Former President Donald Trump said Thursday that he discussed pardoning himself in the final days of his presidency but dismissed the option to do so.
“I could’ve pardoned myself. Do you know what? I was given an option to pardon myself. I could’ve pardoned myself when I left. People said, ‘Would you like to pardon yourself?’ I had a couple of attorneys that said, ‘You could do it if you want.’ I had some people that said, ‘It would look bad if you do it, because I think it would look terrible,’ ” Trump told NBC News.
“I said, ‘The last thing I’d ever do is give myself a pardon,’” the former president said.
While Trump wasn’t charged with any crimes while in office, he has since been indicted four times. He faces a total of 91 charges in four criminal cases – two federal and two state cases – in four different jurisdictions.
The front-runner for the 2024 Republican nomination, Trump told NBC’s Kristen Welker that it is “very unlikely” that he would pardon himself if he wins a second term in 2024 and that he did nothing wrong.
“I think it’s very unlikely. What, what did I do wrong? I didn’t do anything wrong,” he said. “You mean because I challenge an election, they want to put me in jail?”
CNN previously reported the then-president had been asking aides and lawyers, including then-White House counsel Pat Cipollone, about his self-pardon power in the weeks surrounding the end of his time in the White House.
A presidential self-pardon is untested and experts are divided on its constitutionality. A legal memo written by the Department of Justice’s Office of Legal Counsel just days before Richard Nixon’s resignation in 1974 argued a president could not self-pardon, but the legal opinion is not binding.

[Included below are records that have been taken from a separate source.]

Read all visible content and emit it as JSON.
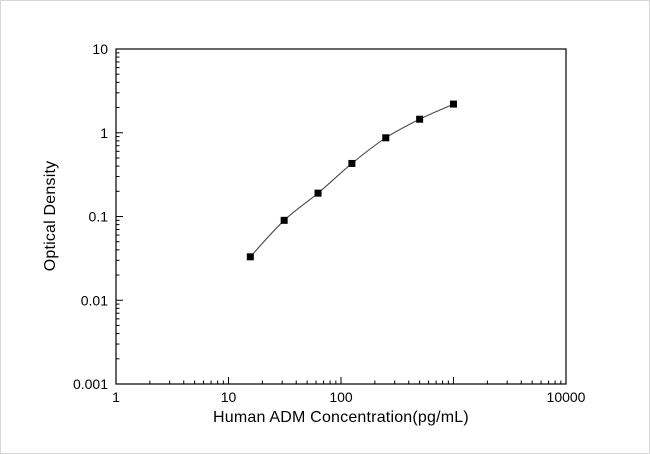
{
  "chart_data": {
    "type": "line",
    "marker": "square",
    "title": "",
    "xlabel": "Human ADM Concentration(pg/mL)",
    "ylabel": "Optical Density",
    "x_scale": "log",
    "y_scale": "log",
    "xlim": [
      1,
      10000
    ],
    "ylim": [
      0.001,
      10
    ],
    "grid": false,
    "legend": "none",
    "line_color": "#4a4a4a",
    "marker_color": "#000000",
    "frame_color": "#000000",
    "x_ticks": [
      {
        "value": 1,
        "label": "1"
      },
      {
        "value": 10,
        "label": "10"
      },
      {
        "value": 100,
        "label": "100"
      },
      {
        "value": 1000,
        "label": ""
      },
      {
        "value": 10000,
        "label": "10000"
      }
    ],
    "y_ticks": [
      {
        "value": 0.001,
        "label": "0.001"
      },
      {
        "value": 0.01,
        "label": "0.01"
      },
      {
        "value": 0.1,
        "label": "0.1"
      },
      {
        "value": 1,
        "label": "1"
      },
      {
        "value": 10,
        "label": "10"
      }
    ],
    "points": [
      {
        "x": 15.625,
        "y": 0.033
      },
      {
        "x": 31.25,
        "y": 0.09
      },
      {
        "x": 62.5,
        "y": 0.19
      },
      {
        "x": 125,
        "y": 0.43
      },
      {
        "x": 250,
        "y": 0.87
      },
      {
        "x": 500,
        "y": 1.45
      },
      {
        "x": 1000,
        "y": 2.2
      }
    ]
  }
}
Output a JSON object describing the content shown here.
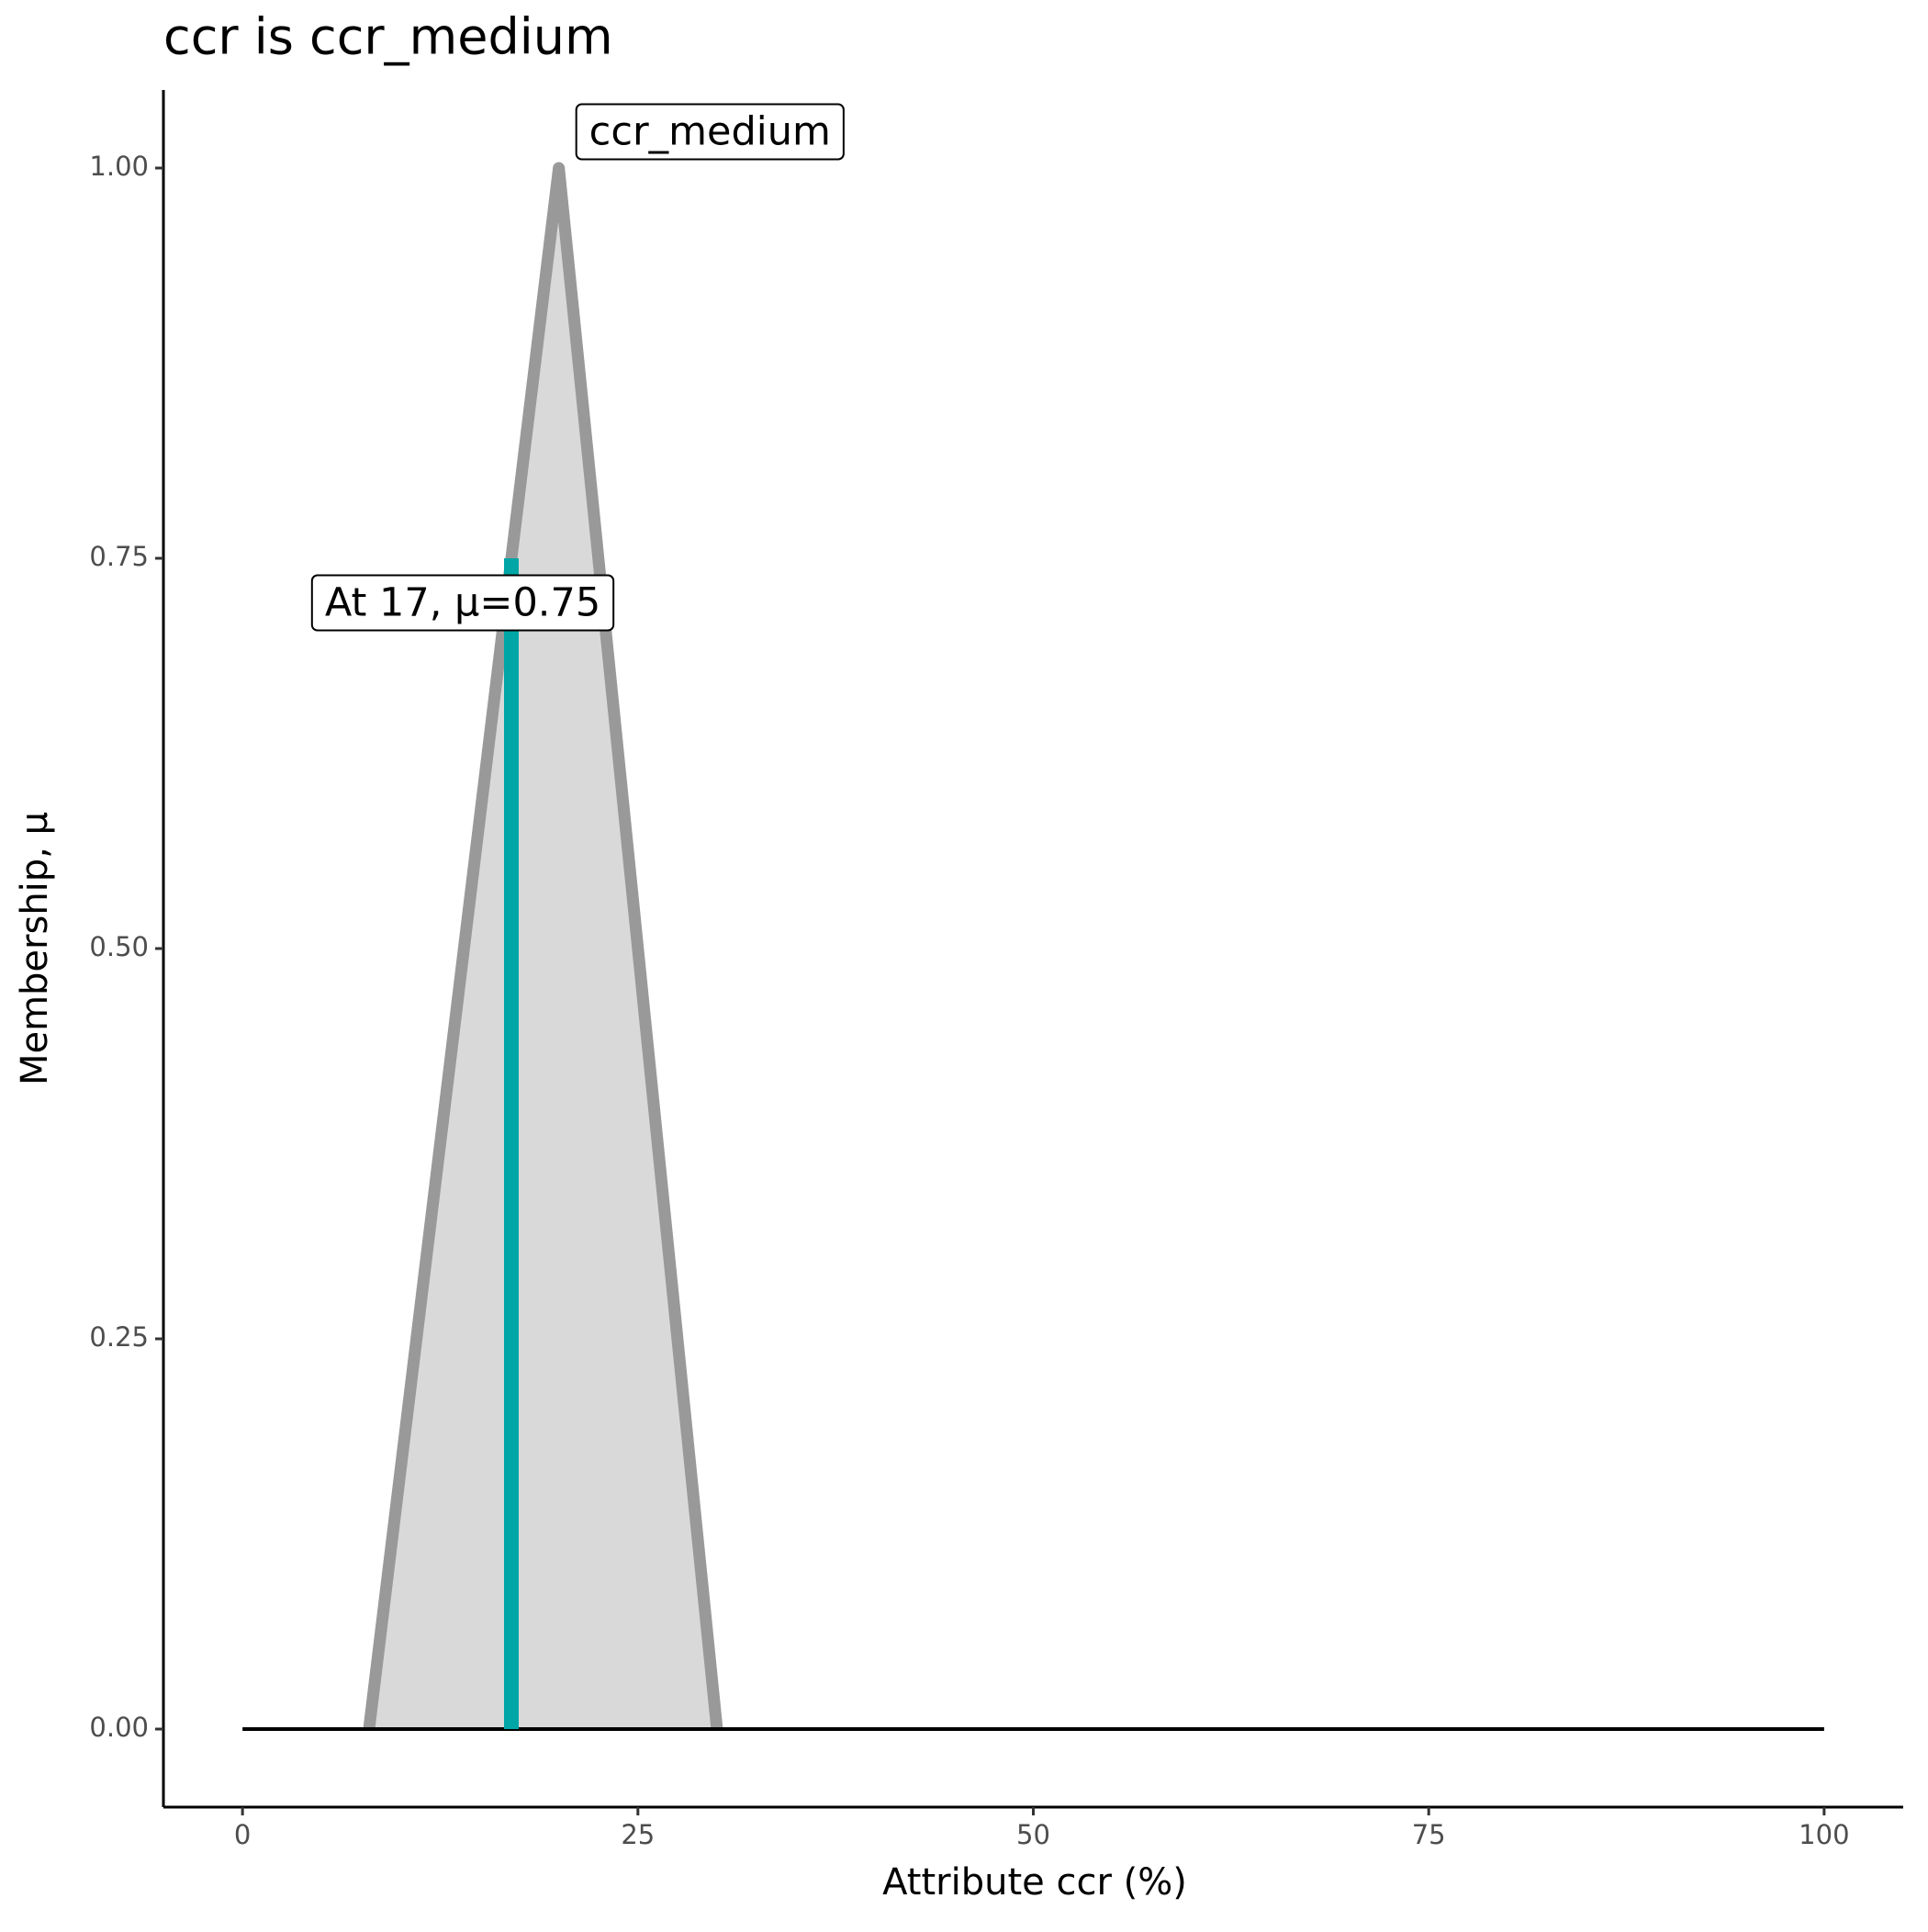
{
  "chart_data": {
    "type": "area",
    "title": "ccr is ccr_medium",
    "xlabel": "Attribute ccr (%)",
    "ylabel": "Membership, μ",
    "xlim": [
      -5,
      105
    ],
    "ylim": [
      -0.05,
      1.05
    ],
    "xticks": [
      0,
      25,
      50,
      75,
      100
    ],
    "yticks": [
      {
        "value": 0,
        "label": "0.00"
      },
      {
        "value": 0.25,
        "label": "0.25"
      },
      {
        "value": 0.5,
        "label": "0.50"
      },
      {
        "value": 0.75,
        "label": "0.75"
      },
      {
        "value": 1,
        "label": "1.00"
      }
    ],
    "series": [
      {
        "name": "ccr_medium",
        "color": "#999999",
        "fill": "#d9d9d9",
        "x": [
          8,
          20,
          30
        ],
        "values": [
          0,
          1,
          0
        ]
      }
    ],
    "baseline": {
      "x": [
        0,
        100
      ],
      "values": [
        0,
        0
      ],
      "color": "#000000"
    },
    "marker": {
      "x": 17,
      "value": 0.75,
      "color": "#00a6a6",
      "label": "At 17, μ=0.75"
    }
  }
}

Additionally, presidential pardoning powers only extend to federal crimes, meaning Trump wouldn’t be able to pardon himself if convicted of crimes in state cases after becoming president.
Trump, who claims the cases are politically motivated and meant to keep him from reelection, has expanded his lead in the GOP primary, but is still devoting a large amount of time to dealing with the felony charges against him.
He most recently pleaded not guilty in the sprawling Georgia election interference case – which includes racketeering, conspiracy charges and soliciting a public official to violate their oath of office – brought by Fulton County District Attorney Fani Willis last month.
He has also denied wrongdoing in the other cases brought against him, including one related to a hush-money payment to an adult-film star in 2016 in Manhattan, another involving the alleged mishandling of classified national defense documents and a third federal investigation related to efforts to overturn the 2020 election.
This story has been updated with additional details.